On the claim, you should report 99284 (... a detailed history; a detailed examination; and medical decision- making of moderate complexity) for the E/M.
 
You Must Confirm 10+ Systems For Complete ROS

For a level-five ED visit, you must review at least 10 organ systems. The 1995 DGs allow a physician a documentation shortcut in the statement "All other systems are negative." However, this is not meant to be a substitute for performing the history, just a way to ease the documentation burden on the physician, Granovsky says. Complete ROS requirements are steep: the physician must document that he checked at least 10 systems for a complete ROS.

Consider this example from Parker:

A patient reports to the ED with left-sided dull chest pain that is radiating down the left arm. She also reports shortness of breath (respiratory) and nausea (gastrointestinal), which become worse when she ambulates.

The notes indicate that the patient has negative responses for fever (constitutional), eye discharge (eyes), rhinorrhea (ears/nose/mouth/throat), cough (respiratory), dysuria (genitourinary), headache (neurological), and rash (integumentary).
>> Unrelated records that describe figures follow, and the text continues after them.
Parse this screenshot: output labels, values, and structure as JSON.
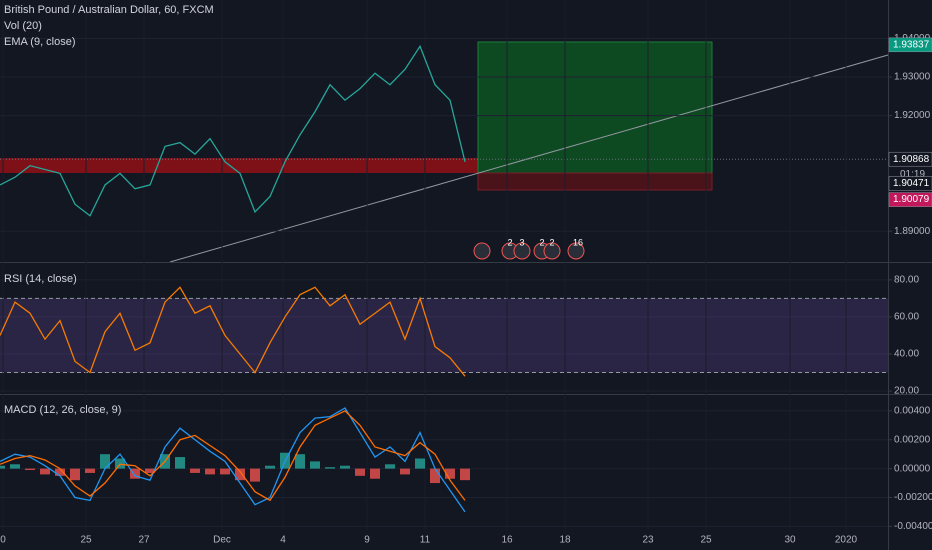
{
  "chart_data": [
    {
      "type": "line",
      "title": "British Pound / Australian Dollar, 60, FXCM",
      "indicators": [
        "Vol (20)",
        "EMA (9, close)"
      ],
      "x": [
        0,
        15,
        30,
        45,
        60,
        75,
        90,
        105,
        120,
        135,
        150,
        165,
        180,
        195,
        210,
        225,
        240,
        255,
        270,
        285,
        300,
        315,
        330,
        345,
        360,
        375,
        390,
        405,
        420,
        435,
        450,
        465
      ],
      "series": [
        {
          "color": "#26a69a",
          "values": [
            1.902,
            1.904,
            1.907,
            1.906,
            1.905,
            1.897,
            1.894,
            1.902,
            1.905,
            1.901,
            1.902,
            1.912,
            1.913,
            1.91,
            1.914,
            1.908,
            1.905,
            1.895,
            1.899,
            1.908,
            1.915,
            1.921,
            1.928,
            1.924,
            1.927,
            1.931,
            1.928,
            1.932,
            1.938,
            1.928,
            1.924,
            1.908
          ]
        }
      ],
      "ylim": [
        1.882,
        1.95
      ],
      "yticks": [
        {
          "value": 1.89,
          "label": "1.89000"
        },
        {
          "value": 1.92,
          "label": "1.92000"
        },
        {
          "value": 1.93,
          "label": "1.93000"
        },
        {
          "value": 1.94,
          "label": "1.94000"
        }
      ],
      "price_tags": [
        {
          "value": 1.93837,
          "color": "#089981"
        },
        {
          "value": 1.90868,
          "color": "#131722"
        },
        {
          "value": 1.90471,
          "color": "#131722"
        },
        {
          "value": 1.90079,
          "color": "#c2185b"
        }
      ],
      "countdown": "01:19",
      "events": [
        "2",
        "3",
        "2",
        "2",
        "16"
      ]
    },
    {
      "type": "line",
      "title": "RSI (14, close)",
      "x": [
        0,
        15,
        30,
        45,
        60,
        75,
        90,
        105,
        120,
        135,
        150,
        165,
        180,
        195,
        210,
        225,
        240,
        255,
        270,
        285,
        300,
        315,
        330,
        345,
        360,
        375,
        390,
        405,
        420,
        435,
        450,
        465
      ],
      "series": [
        {
          "color": "#f57c00",
          "values": [
            50,
            68,
            62,
            48,
            58,
            36,
            30,
            52,
            62,
            42,
            46,
            68,
            76,
            62,
            66,
            50,
            40,
            30,
            46,
            60,
            72,
            76,
            66,
            72,
            56,
            62,
            68,
            48,
            70,
            44,
            38,
            28
          ]
        }
      ],
      "bands": [
        70,
        30
      ],
      "ylim": [
        18.4,
        89.1
      ],
      "yticks": [
        {
          "value": 20,
          "label": "20.00"
        },
        {
          "value": 40,
          "label": "40.00"
        },
        {
          "value": 60,
          "label": "60.00"
        },
        {
          "value": 80,
          "label": "80.00"
        }
      ]
    },
    {
      "type": "line",
      "title": "MACD (12, 26, close, 9)",
      "x": [
        0,
        15,
        30,
        45,
        60,
        75,
        90,
        105,
        120,
        135,
        150,
        165,
        180,
        195,
        210,
        225,
        240,
        255,
        270,
        285,
        300,
        315,
        330,
        345,
        360,
        375,
        390,
        405,
        420,
        435,
        450,
        465
      ],
      "series": [
        {
          "color": "#2196f3",
          "values": [
            0.0005,
            0.001,
            0.0008,
            0.0002,
            -0.0005,
            -0.002,
            -0.0022,
            0,
            0.001,
            -0.0005,
            -0.0008,
            0.0015,
            0.0028,
            0.002,
            0.0012,
            0.0005,
            -0.001,
            -0.0025,
            -0.002,
            0.0005,
            0.0025,
            0.0035,
            0.0036,
            0.0042,
            0.0025,
            0.0008,
            0.0015,
            0.0005,
            0.0025,
            0,
            -0.0015,
            -0.003
          ]
        },
        {
          "color": "#ff6d00",
          "values": [
            0.0003,
            0.0007,
            0.0009,
            0.0006,
            0,
            -0.0012,
            -0.0019,
            -0.001,
            0.0003,
            0.0002,
            -0.0005,
            0.0005,
            0.002,
            0.0023,
            0.0016,
            0.0009,
            -0.0002,
            -0.0016,
            -0.0022,
            -0.0006,
            0.0015,
            0.003,
            0.0035,
            0.004,
            0.003,
            0.0015,
            0.0012,
            0.0009,
            0.0018,
            0.001,
            -0.0008,
            -0.0022
          ]
        }
      ],
      "histogram": {
        "up_color": "#26a69a",
        "down_color": "#ef5350",
        "values": [
          0.0002,
          0.0003,
          -0.0001,
          -0.0004,
          -0.0005,
          -0.0008,
          -0.0003,
          0.001,
          0.0007,
          -0.0007,
          -0.0003,
          0.001,
          0.0008,
          -0.0003,
          -0.0004,
          -0.0004,
          -0.0008,
          -0.0009,
          0.0002,
          0.0011,
          0.001,
          0.0005,
          0.0001,
          0.0002,
          -0.0005,
          -0.0007,
          0.0003,
          -0.0004,
          0.0007,
          -0.001,
          -0.0007,
          -0.0008
        ]
      },
      "ylim": [
        -0.0055,
        0.0051
      ],
      "yticks": [
        {
          "value": -0.004,
          "label": "-0.00400"
        },
        {
          "value": -0.002,
          "label": "-0.00200"
        },
        {
          "value": 0,
          "label": "0.00000"
        },
        {
          "value": 0.002,
          "label": "0.00200"
        },
        {
          "value": 0.004,
          "label": "0.00400"
        }
      ],
      "xlim": [
        0,
        888
      ],
      "xticks": [
        {
          "value": 3,
          "label": "0"
        },
        {
          "value": 86,
          "label": "25"
        },
        {
          "value": 144,
          "label": "27"
        },
        {
          "value": 222,
          "label": "Dec"
        },
        {
          "value": 283,
          "label": "4"
        },
        {
          "value": 367,
          "label": "9"
        },
        {
          "value": 425,
          "label": "11"
        },
        {
          "value": 507,
          "label": "16"
        },
        {
          "value": 565,
          "label": "18"
        },
        {
          "value": 648,
          "label": "23"
        },
        {
          "value": 706,
          "label": "25"
        },
        {
          "value": 790,
          "label": "30"
        },
        {
          "value": 846,
          "label": "2020"
        }
      ]
    }
  ]
}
The physician also notes that the patient reports some pain in her lower extremities (musculoskeletal) and has urinary frequency (genitourinary two). The physician orders an electrocardiogram (ECG), chest x-ray, labs, IV, aspirin, nitroglycerin and admit for chest pain to telemetry.

During this encounter, the physician checked a total of 10 systems (parenthetically noted above.) Remember, as in this example, a single system may only be counted once. Here genitourinary appears twice but only counts once as a system review. However, the session still satisfies the requirements for a complete ROS.

On the claim, you should report 99285 (... a comprehensive history; a comprehensive examination; and medical decision-making of high complexity) for the E/M.

Remember: Parker says that in cases in which the patient is unable to give a complete ROS (e.g., due to dementia, altered mental status, or the urgency of the condition), you may state "Unable to obtain a complete ROS secondary to condition ______" and count it as a complete ROS.

So if a patient arrives with severe dementia, you could report "Unable to obtain a complete ROS secondary to dementia" and still satisfy the payer's requirements for a complete ROS.

However, if you are unable to obtain a complete ROS due to a language barrier, you cannot claim complete ROS on the claim, Parker says.